Selama ini, keterbatasan agunan kerap menjadi tembok pembatas bagi UMKM untuk mengakses permodalan dari lembaga keuangan formal. Melalui skema penjaminan kredit Jamkrindo, hambatan tersebut diharapkan dapat diminimalkan sehingga pelaku usaha memiliki ruang lebih luas untuk mengembangkan usahanya.
Bupati Tanah Laut menilai kerja sama ini sebagai bagian dari upaya membangun ekosistem usaha yang lebih adaptif terhadap kondisi riil UMKM. Menurutnya, pemerintah daerah perlu hadir bukan hanya sebagai regulator, tetapi juga fasilitator yang membuka jalan pertumbuhan ekonomi dari level akar rumput.
“UMKM memiliki potensi besar, namun sering terkendala pada akses pembiayaan. Dengan adanya penjaminan kredit, peluang mereka untuk naik kelas menjadi lebih terbuka,” ujarnya.

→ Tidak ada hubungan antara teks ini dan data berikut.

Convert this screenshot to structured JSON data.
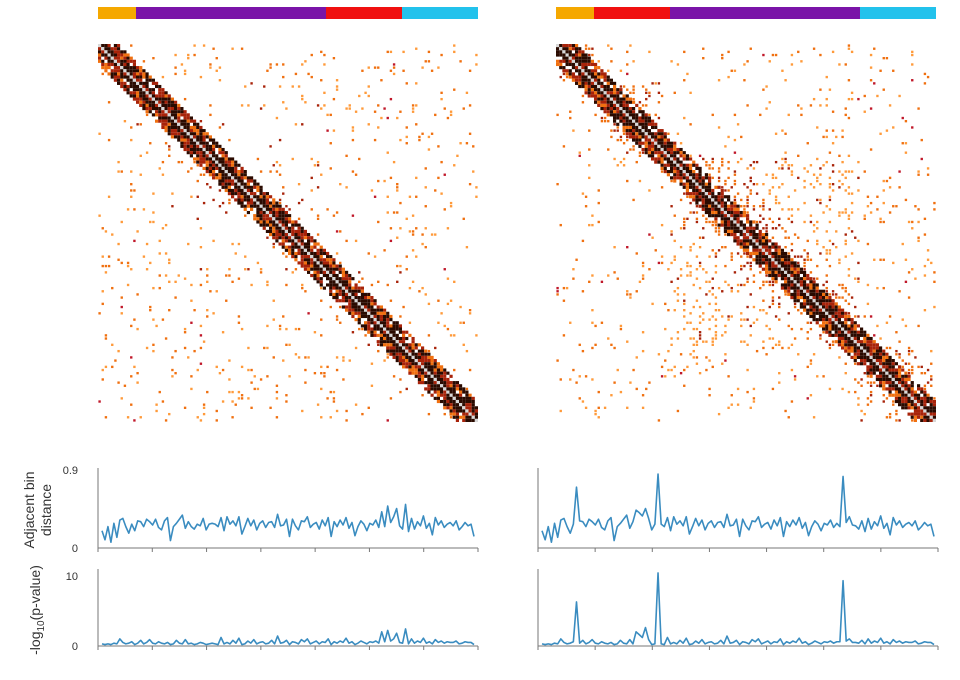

Dari sisi Jamkrindo, dukungan terhadap program daerah dinyatakan sebagai komitmen untuk memastikan penyaluran kredit berjalan lebih aman, terukur, dan tepat sasaran. Skema penjaminan ini diharapkan mampu memberikan rasa percaya bagi lembaga keuangan sekaligus keberanian bagi pelaku UMKM untuk mengembangkan usaha.
Pemkab Tanah Laut pun optimistis, sinergi ini tidak hanya mempercepat pertumbuhan UMKM, tetapi juga memberikan efek berganda terhadap penciptaan lapangan kerja dan penguatan ekonomi daerah secara berkelanjutan.